Using a photocopied image of your inkjet, simply apply a cut piece of clear contact paper over it.  Cut it to fit over the image by about 1/4" all the way around.  Use the brayer and burnishing tools to get it to stick well.   No air bubbles.   After a soak in water, the paper backing rubs off -  leaving the image on the clear film of the contact paper.  This  shows up well on other substrates: canvas, watercolor or any artist paper, wood or ceramic - anything that contact paper would stick to.


----------



## terri (Jul 6, 2017)

Gary A. said:


> What do you mean by remove/removal?  With layers you can change the opacity of the entire image or specific areas of the image making them lighter.  Again with layers, you can mask specific areas of the image.  I think for what you want ... it can all be done in Photoshop with layers.



I think the key word here is "physical":


jcdeboever said:


> I want to remove layers in a physical but gradual manner.


----------



## terri (Jul 6, 2017)

The main issue with the above technique, of course, is that you end up with a piece of contact paper holding your image.    There are a couple other easy things to try with copy paper, though.   You can try using a gel medium.     In this technique, a simple photocopy of your image is taped down to a piece of glass, and then painted over with layers of artist’s acrylic gel medium.    Use a sponge brush and apply several layers, allowing to dry completely in between coats, and of course changing directions with each coat.  

When dried, you again soak the whole thing in water and rub off the paper back, leaving a thin acrylic skin holding your image.   I found it too opaque for my intentions, but it definitely works.    Having that skin holding an image is a pretty close approximation to the old Polaroid emulsion lifts.   

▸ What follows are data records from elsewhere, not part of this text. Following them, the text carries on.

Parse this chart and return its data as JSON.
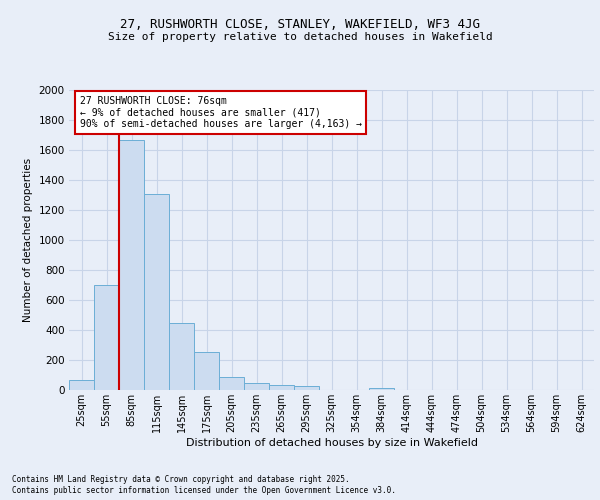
{
  "title1": "27, RUSHWORTH CLOSE, STANLEY, WAKEFIELD, WF3 4JG",
  "title2": "Size of property relative to detached houses in Wakefield",
  "xlabel": "Distribution of detached houses by size in Wakefield",
  "ylabel": "Number of detached properties",
  "categories": [
    "25sqm",
    "55sqm",
    "85sqm",
    "115sqm",
    "145sqm",
    "175sqm",
    "205sqm",
    "235sqm",
    "265sqm",
    "295sqm",
    "325sqm",
    "354sqm",
    "384sqm",
    "414sqm",
    "444sqm",
    "474sqm",
    "504sqm",
    "534sqm",
    "564sqm",
    "594sqm",
    "624sqm"
  ],
  "values": [
    65,
    700,
    1670,
    1310,
    445,
    255,
    85,
    50,
    35,
    25,
    0,
    0,
    15,
    0,
    0,
    0,
    0,
    0,
    0,
    0,
    0
  ],
  "bar_color": "#ccdcf0",
  "bar_edge_color": "#6baed6",
  "vline_x_bar_index": 1.5,
  "annotation_line1": "27 RUSHWORTH CLOSE: 76sqm",
  "annotation_line2": "← 9% of detached houses are smaller (417)",
  "annotation_line3": "90% of semi-detached houses are larger (4,163) →",
  "annotation_box_facecolor": "#ffffff",
  "annotation_box_edgecolor": "#cc0000",
  "vline_color": "#cc0000",
  "ylim_max": 2000,
  "ytick_step": 200,
  "background_color": "#e8eef8",
  "grid_color": "#c8d4e8",
  "footer1": "Contains HM Land Registry data © Crown copyright and database right 2025.",
  "footer2": "Contains public sector information licensed under the Open Government Licence v3.0."
}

You can also use solvents over a photocopied image, and get pretty good results.   Youtube is full of tutorials on this (and other) techniques.    The key is to watch them all, listen carefully to each method's strengths and caveats, and figure out which one gives you the best likelihood of success for what YOU want to walk away with at the end.


----------



## jcdeboever (Jul 6, 2017)

Thanks @terri, you understand what I want to do. When I was painting in my last few years, I would do a fairly if not complete painting, then carefully, and methodically remove it's layers while applying transparent washes of white, or pastel color. I used solvents, sandpapers, scrapers, etc. In the end, the original image was a mere but recognizable render. Almost white, gray, or some earthy pastel canvas close up. Move back and the image would appear.


----------



## terri (Jul 6, 2017)

jcdeboever said:


> Thanks @terri, you understand what I want to do. When I was painting in my last few years, I would do a fairly if not complete painting, then carefully, and methodically remove it's layers while applying transparent washes of white, or pastel color. I used solvents, sandpapers, scrapers, etc. In the end, the original image was a mere but recognizable render. Almost white, gray, or some earthy pastel canvas close up. Move back and the image would appear.


JC: You're an alternative process artist at heart - who knew??!?        What you're describing above sounds like a bromoil matrix, ready to be inked up.   You'd like a lot of photographic alt processes, I bet.   

Do you think you might try some kind of transfer, or is there something else you're exploring?


----------



## jcdeboever (Jul 6, 2017)

terri said:


> jcdeboever said:
> 
> 
> > Thanks @terri, you understand what I want to do. When I was painting in my last few years, I would do a fairly if not complete painting, then carefully, and methodically remove it's layers while applying transparent washes of white, or pastel color. I used solvents, sandpapers, scrapers, etc. In the end, the original image was a mere but recognizable render. Almost white, gray, or some earthy pastel canvas close up. Move back and the image would appear.
> ...


I'll try transfer. I'm also considering using pigmented beeswax over the gesso lift.  I'm also considering pulling as opposed to pushing. You got me thinking a lot.


----------



## terri (Jul 6, 2017)

Whatever you conjure up, be sure to post it over in the Alternative Process forum.    This kind of experimentation is exactly what it's for!


----------



## webestang64 (Jul 9, 2017)

A few things I've done over the years.

I've used rubber cement on RC prints in the darkroom to "erase" part of the image. Develop and peal. 
I've also used a paint brush in the darkroom to "paint" the developer on the RC paper. Very cool effects.
I've pushed film like Ilford 3200 to 25000 ISO


----------